Despite ill omens, the IDC report about PC volume decline hitting -14% in the first quarter shows once again how much trouble the tech industry is having when it comes to dealing with the ongoing computer meltdown. As I wrote last December, IDC has been completely out to lunch about this key trend for years. In March of 2012, IDC was still expecting “desktop and laptop sales to take off in the second half of 2012.” Last December, IDC cheerfully predicted 1.2% growth in computer sales between 2012 and 2016. Of course, the PC industry is tucking into a majestic swan dive that makes those projections downright surreal. How can one of the most respected research firms in the computer sector be so disconnected from reality? The answer is simple: Analysts from largest research firms simply aren’t allowed to call major turning points.
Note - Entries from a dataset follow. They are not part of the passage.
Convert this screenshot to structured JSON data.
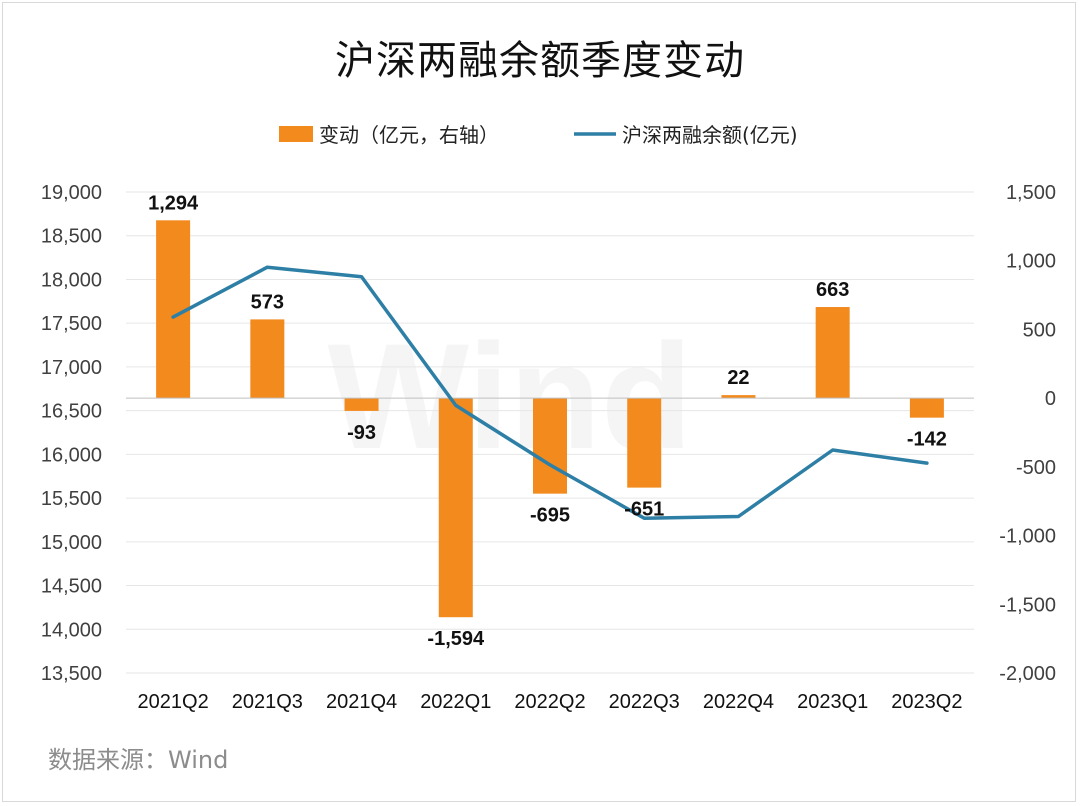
{
  "title": "沪深两融余额季度变动",
  "source": "数据来源：Wind",
  "watermark": "Wind",
  "colors": {
    "bar": "#f28a1e",
    "line": "#2e7fa6",
    "grid": "#e6e6e6"
  },
  "legend": [
    {
      "label": "变动（亿元，右轴）",
      "kind": "bar"
    },
    {
      "label": "沪深两融余额(亿元)",
      "kind": "line"
    }
  ],
  "chart_data": {
    "type": "bar+line",
    "title": "沪深两融余额季度变动",
    "categories": [
      "2021Q2",
      "2021Q3",
      "2021Q4",
      "2022Q1",
      "2022Q2",
      "2022Q3",
      "2022Q4",
      "2023Q1",
      "2023Q2"
    ],
    "series": [
      {
        "name": "变动（亿元，右轴）",
        "type": "bar",
        "axis": "right",
        "values": [
          1294,
          573,
          -93,
          -1594,
          -695,
          -651,
          22,
          663,
          -142
        ],
        "labels": [
          "1,294",
          "573",
          "-93",
          "-1,594",
          "-695",
          "-651",
          "22",
          "663",
          "-142"
        ]
      },
      {
        "name": "沪深两融余额(亿元)",
        "type": "line",
        "axis": "left",
        "values": [
          17570,
          18140,
          18030,
          16560,
          15880,
          15270,
          15290,
          16050,
          15900
        ]
      }
    ],
    "y_left": {
      "lim": [
        13500,
        19000
      ],
      "ticks": [
        13500,
        14000,
        14500,
        15000,
        15500,
        16000,
        16500,
        17000,
        17500,
        18000,
        18500,
        19000
      ],
      "tick_labels": [
        "13,500",
        "14,000",
        "14,500",
        "15,000",
        "15,500",
        "16,000",
        "16,500",
        "17,000",
        "17,500",
        "18,000",
        "18,500",
        "19,000"
      ]
    },
    "y_right": {
      "lim": [
        -2000,
        1500
      ],
      "ticks": [
        -2000,
        -1500,
        -1000,
        -500,
        0,
        500,
        1000,
        1500
      ],
      "tick_labels": [
        "-2,000",
        "-1,500",
        "-1,000",
        "-500",
        "0",
        "500",
        "1,000",
        "1,500"
      ]
    },
    "grid": true,
    "legend_position": "top"
  }
}
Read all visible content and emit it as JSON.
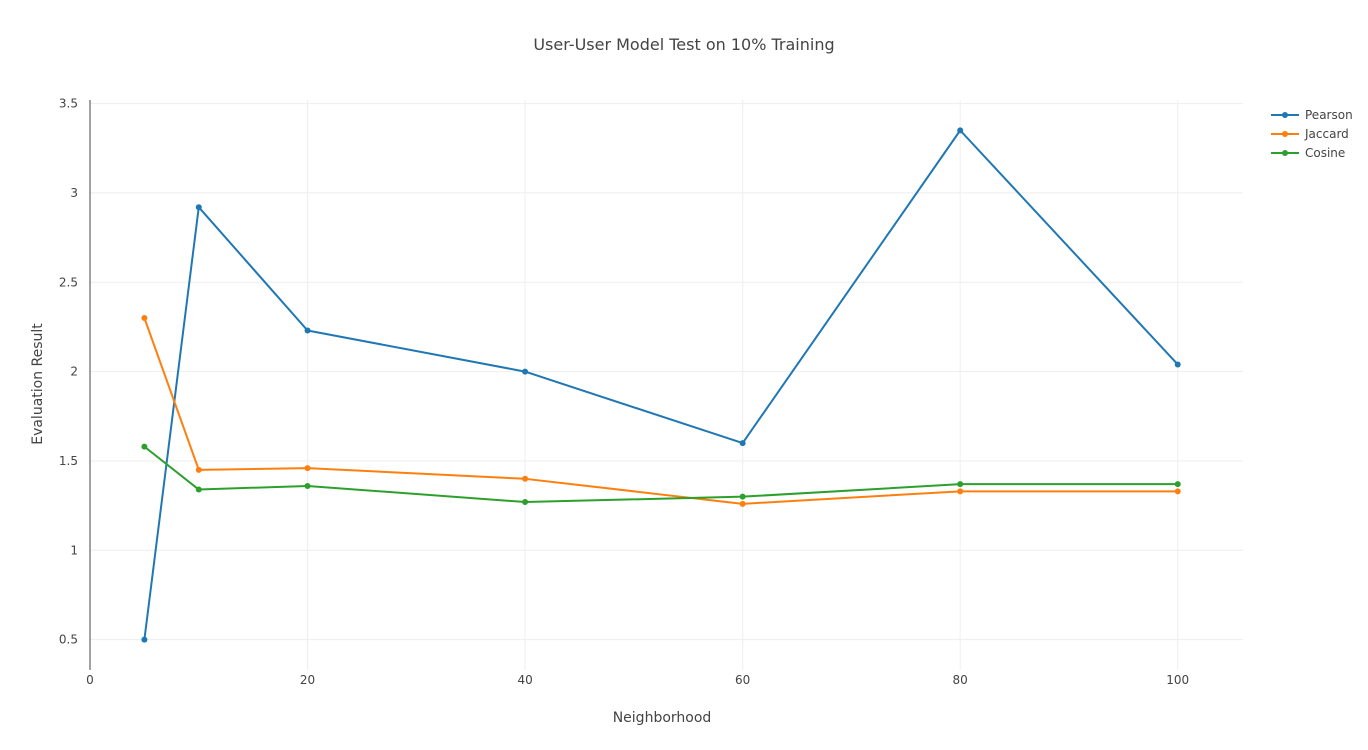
{
  "chart_data": {
    "type": "line",
    "title": "User-User Model Test on 10% Training",
    "xlabel": "Neighborhood",
    "ylabel": "Evaluation Result",
    "xlim": [
      0,
      106
    ],
    "ylim": [
      0.33,
      3.52
    ],
    "x_ticks": [
      0,
      20,
      40,
      60,
      80,
      100
    ],
    "y_ticks": [
      0.5,
      1,
      1.5,
      2,
      2.5,
      3,
      3.5
    ],
    "grid": true,
    "legend_position": "top-right",
    "x": [
      5,
      10,
      20,
      40,
      60,
      80,
      100
    ],
    "series": [
      {
        "name": "Pearson",
        "color": "#1f77b4",
        "values": [
          0.5,
          2.92,
          2.23,
          2.0,
          1.6,
          3.35,
          2.04
        ]
      },
      {
        "name": "Jaccard",
        "color": "#ff7f0e",
        "values": [
          2.3,
          1.45,
          1.46,
          1.4,
          1.26,
          1.33,
          1.33
        ]
      },
      {
        "name": "Cosine",
        "color": "#2ca02c",
        "values": [
          1.58,
          1.34,
          1.36,
          1.27,
          1.3,
          1.37,
          1.37
        ]
      }
    ]
  }
}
The clients of these research outfits include the largest computer hardware and software companies in the world. Predicting a steep downturn that does not materialize is far more dangerous than closing your eyes and looking away from the imminent collapse. So analysts seem to play it safe and deliberately ignore the most negative scenarios.
The same exact pattern happened before the epic mobile handset downturn of 2001-2002 and the nasty consumer electronics recession of 2008-2009. Big research firms are not in the business of calling big cycle turns; their core business is holding the hands of major hardware vendors and making mostly soothing noises.
The downside of this is that those companies who actually believe in the forecasts of IDC and its ilk can get their product road map planning disastrously wrong. It is now becoming clear that all laptop and netbook vendors should have started planning a very aggressive shift towards other product categories for 2013.
Fairly soon, we will discover which ones have their escape plans plotted out — and which ones will be caught in the smoldering ruins of the PC industry.